I would say it makes my skin crawl, but that is cliche — the enemy of poets. Do you have any idea how much I love poetry? But I quit it. Like some people kick booze. One day at a time I don’t write a poem. I came to believe that a power greater than myself could restore me to sanity. I used to count syllables on my fingers while I walked. I used to have images in my head and words that fell like burning rubbish. I used to walk from Columbia to Inwood and eat everything in cellophane. I never believed I was any good. Just clever. What was the point? A few journals deigned to print a few poems. A guy made a pass at me after a poetry slam and I ran home.

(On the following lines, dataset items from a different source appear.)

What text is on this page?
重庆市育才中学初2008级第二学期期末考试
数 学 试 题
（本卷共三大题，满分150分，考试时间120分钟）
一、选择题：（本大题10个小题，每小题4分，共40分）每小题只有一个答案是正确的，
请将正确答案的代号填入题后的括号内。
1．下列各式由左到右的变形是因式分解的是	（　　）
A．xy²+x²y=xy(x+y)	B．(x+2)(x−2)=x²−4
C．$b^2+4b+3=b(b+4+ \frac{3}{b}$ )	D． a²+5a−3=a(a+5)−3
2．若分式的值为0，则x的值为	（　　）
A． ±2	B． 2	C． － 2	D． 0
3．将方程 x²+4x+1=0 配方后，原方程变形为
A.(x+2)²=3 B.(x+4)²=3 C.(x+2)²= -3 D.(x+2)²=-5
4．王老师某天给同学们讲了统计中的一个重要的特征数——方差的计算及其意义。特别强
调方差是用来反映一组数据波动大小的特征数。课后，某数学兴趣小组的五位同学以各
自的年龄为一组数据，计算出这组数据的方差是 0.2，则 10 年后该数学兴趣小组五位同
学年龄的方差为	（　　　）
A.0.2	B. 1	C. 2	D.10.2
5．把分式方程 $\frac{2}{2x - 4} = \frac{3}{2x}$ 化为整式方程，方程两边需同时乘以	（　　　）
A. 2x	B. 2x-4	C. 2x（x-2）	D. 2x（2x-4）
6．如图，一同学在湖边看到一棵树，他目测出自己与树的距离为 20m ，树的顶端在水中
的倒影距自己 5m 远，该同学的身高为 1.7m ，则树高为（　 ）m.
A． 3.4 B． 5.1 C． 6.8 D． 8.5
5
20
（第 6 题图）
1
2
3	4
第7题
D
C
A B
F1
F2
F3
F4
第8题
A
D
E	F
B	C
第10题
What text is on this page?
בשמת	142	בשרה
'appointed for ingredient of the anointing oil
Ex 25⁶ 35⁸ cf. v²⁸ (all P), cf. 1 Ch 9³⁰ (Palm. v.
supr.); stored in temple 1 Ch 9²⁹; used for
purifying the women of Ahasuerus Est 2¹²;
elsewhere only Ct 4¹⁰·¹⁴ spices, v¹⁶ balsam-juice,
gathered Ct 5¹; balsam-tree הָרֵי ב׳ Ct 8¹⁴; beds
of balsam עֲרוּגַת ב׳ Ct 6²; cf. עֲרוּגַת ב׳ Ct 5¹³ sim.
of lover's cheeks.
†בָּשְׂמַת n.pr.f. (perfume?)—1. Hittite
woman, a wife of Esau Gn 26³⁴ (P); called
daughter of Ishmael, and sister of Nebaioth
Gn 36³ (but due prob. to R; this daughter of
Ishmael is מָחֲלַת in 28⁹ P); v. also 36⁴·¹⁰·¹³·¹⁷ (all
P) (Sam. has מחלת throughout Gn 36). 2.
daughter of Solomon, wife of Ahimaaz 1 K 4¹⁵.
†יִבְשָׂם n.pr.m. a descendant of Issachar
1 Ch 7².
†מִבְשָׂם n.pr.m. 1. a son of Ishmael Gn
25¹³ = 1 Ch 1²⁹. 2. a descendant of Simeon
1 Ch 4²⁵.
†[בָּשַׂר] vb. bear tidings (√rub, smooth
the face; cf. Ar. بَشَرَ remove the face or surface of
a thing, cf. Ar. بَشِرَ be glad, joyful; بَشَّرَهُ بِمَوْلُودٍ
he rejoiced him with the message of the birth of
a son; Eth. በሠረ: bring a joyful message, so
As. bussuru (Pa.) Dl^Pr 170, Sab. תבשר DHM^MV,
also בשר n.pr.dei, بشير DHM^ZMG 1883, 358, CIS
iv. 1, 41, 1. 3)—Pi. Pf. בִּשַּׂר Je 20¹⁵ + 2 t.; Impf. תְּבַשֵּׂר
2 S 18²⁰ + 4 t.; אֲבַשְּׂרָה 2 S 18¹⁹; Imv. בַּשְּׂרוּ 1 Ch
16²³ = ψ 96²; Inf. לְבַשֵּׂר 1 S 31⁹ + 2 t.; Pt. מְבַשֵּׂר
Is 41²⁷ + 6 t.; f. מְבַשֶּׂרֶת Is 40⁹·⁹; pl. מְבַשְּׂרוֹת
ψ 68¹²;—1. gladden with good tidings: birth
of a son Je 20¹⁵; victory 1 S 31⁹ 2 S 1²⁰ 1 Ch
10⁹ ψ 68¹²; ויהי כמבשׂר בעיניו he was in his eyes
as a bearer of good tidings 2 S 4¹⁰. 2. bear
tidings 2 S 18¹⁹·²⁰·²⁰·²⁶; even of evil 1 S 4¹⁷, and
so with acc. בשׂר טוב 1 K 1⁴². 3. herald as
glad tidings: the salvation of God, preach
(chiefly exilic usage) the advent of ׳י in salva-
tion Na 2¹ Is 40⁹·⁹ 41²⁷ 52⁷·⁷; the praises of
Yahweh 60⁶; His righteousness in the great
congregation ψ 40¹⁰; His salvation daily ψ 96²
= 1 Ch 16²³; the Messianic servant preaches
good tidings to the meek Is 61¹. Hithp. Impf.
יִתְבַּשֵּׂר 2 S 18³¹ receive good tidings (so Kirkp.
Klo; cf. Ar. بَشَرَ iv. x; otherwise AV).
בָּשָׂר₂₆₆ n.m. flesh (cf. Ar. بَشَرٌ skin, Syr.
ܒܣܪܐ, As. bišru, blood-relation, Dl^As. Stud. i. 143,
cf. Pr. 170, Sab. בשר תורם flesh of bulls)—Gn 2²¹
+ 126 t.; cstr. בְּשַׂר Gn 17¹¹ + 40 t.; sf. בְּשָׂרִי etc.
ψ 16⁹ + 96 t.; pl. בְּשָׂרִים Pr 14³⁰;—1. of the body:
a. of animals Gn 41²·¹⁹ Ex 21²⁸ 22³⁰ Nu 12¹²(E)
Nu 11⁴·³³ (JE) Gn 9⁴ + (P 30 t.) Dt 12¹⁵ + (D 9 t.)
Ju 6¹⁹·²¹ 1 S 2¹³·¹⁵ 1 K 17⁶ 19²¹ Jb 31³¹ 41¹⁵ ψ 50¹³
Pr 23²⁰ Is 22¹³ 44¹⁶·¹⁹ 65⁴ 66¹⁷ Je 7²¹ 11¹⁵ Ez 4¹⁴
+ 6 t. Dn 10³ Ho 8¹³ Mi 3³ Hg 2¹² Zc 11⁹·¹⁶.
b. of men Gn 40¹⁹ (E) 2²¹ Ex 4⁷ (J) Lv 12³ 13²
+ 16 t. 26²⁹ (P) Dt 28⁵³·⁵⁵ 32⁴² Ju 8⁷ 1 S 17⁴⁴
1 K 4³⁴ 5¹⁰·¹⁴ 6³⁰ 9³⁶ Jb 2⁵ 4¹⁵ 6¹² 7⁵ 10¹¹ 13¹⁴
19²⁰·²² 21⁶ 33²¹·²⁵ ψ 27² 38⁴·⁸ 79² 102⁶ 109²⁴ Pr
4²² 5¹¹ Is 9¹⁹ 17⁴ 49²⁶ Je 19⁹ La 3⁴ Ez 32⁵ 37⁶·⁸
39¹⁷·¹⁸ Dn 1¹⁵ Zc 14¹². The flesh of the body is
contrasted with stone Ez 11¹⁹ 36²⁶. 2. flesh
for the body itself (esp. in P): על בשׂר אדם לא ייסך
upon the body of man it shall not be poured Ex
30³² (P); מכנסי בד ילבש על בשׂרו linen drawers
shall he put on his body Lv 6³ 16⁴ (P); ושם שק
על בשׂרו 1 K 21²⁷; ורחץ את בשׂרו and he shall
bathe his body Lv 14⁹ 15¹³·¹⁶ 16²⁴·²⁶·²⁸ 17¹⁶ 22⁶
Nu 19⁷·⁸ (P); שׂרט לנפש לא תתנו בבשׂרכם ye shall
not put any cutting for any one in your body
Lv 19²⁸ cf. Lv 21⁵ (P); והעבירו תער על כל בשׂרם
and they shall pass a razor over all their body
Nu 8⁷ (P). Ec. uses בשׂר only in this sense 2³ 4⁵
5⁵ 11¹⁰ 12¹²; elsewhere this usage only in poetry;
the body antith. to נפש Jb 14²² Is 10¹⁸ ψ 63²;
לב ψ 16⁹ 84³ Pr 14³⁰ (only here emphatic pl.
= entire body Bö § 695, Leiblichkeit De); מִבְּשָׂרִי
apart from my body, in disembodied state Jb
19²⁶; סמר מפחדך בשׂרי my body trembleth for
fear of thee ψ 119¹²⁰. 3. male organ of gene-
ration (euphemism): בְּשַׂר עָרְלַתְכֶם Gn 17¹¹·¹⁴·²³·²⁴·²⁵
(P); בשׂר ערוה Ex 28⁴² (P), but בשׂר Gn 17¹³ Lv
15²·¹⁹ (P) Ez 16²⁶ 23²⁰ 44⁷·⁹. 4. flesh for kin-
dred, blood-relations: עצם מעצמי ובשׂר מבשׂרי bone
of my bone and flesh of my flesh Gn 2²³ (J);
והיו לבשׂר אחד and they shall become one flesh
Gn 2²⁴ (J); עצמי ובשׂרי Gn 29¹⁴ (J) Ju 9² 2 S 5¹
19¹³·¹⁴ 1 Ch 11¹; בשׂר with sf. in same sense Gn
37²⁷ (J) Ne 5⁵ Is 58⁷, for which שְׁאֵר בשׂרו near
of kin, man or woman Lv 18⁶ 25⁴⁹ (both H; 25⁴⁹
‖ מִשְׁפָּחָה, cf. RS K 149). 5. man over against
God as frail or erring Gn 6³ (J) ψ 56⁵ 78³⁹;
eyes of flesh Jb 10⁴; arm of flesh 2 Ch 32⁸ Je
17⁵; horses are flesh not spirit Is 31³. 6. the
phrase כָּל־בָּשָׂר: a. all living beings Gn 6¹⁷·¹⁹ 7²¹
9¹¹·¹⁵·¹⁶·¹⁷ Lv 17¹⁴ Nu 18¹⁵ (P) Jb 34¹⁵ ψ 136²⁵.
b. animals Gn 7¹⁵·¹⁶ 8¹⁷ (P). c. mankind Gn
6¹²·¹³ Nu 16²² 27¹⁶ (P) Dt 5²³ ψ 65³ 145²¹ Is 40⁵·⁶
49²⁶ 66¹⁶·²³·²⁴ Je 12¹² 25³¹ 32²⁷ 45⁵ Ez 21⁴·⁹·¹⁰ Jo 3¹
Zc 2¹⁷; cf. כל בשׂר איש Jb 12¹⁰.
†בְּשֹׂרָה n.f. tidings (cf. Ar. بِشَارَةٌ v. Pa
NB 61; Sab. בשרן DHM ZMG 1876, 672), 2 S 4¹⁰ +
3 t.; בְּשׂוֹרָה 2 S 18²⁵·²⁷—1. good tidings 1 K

What about you? Do you believe in iambic pentameter? Do you go to readings and wonder if you should clap in between poems? Do destroy a beautiful piece of paper with a poem?

If You Don’t Know Me By Now

At what point do you stop saying, “Happy new year?”  I always feel kind of like Eddie Haskell. Worse, is saying happy new year to Jewish colleagues at Rosh Hashana. It’s like all that brisket stinking up the room. Where am I going with this? Work protocol? Agent banter? Greasing the wheel. Sending out first project of the year. Getting back to work. Getting it up. Hey, happy new year. How was your vacation? If you consider gaining six pounds a plus, it was great.

Happy new year. Same to you. I’m not joining Weight Watchers again. No, I’d rather get the extra large casket. Do you even know why we’re human? Why we take out our teeth at night and wait for the killer inside us? Happy new year. Same to you. You look marvelous. My dad had a lumber yard. He wanted me to work with him. I said, Dad, I’m not interested in lumber. He said, it’s not about lumber, it’s about people. Dad, I said, I’m not interested in people. I’m interested in books.

What did you want to be when you grew up? A literary agent? A bookseller? A librarian with an oxy habit? A printer? A poet? A mohel? A painter’s model? A fire truck?  Keanu Reeves? A writer?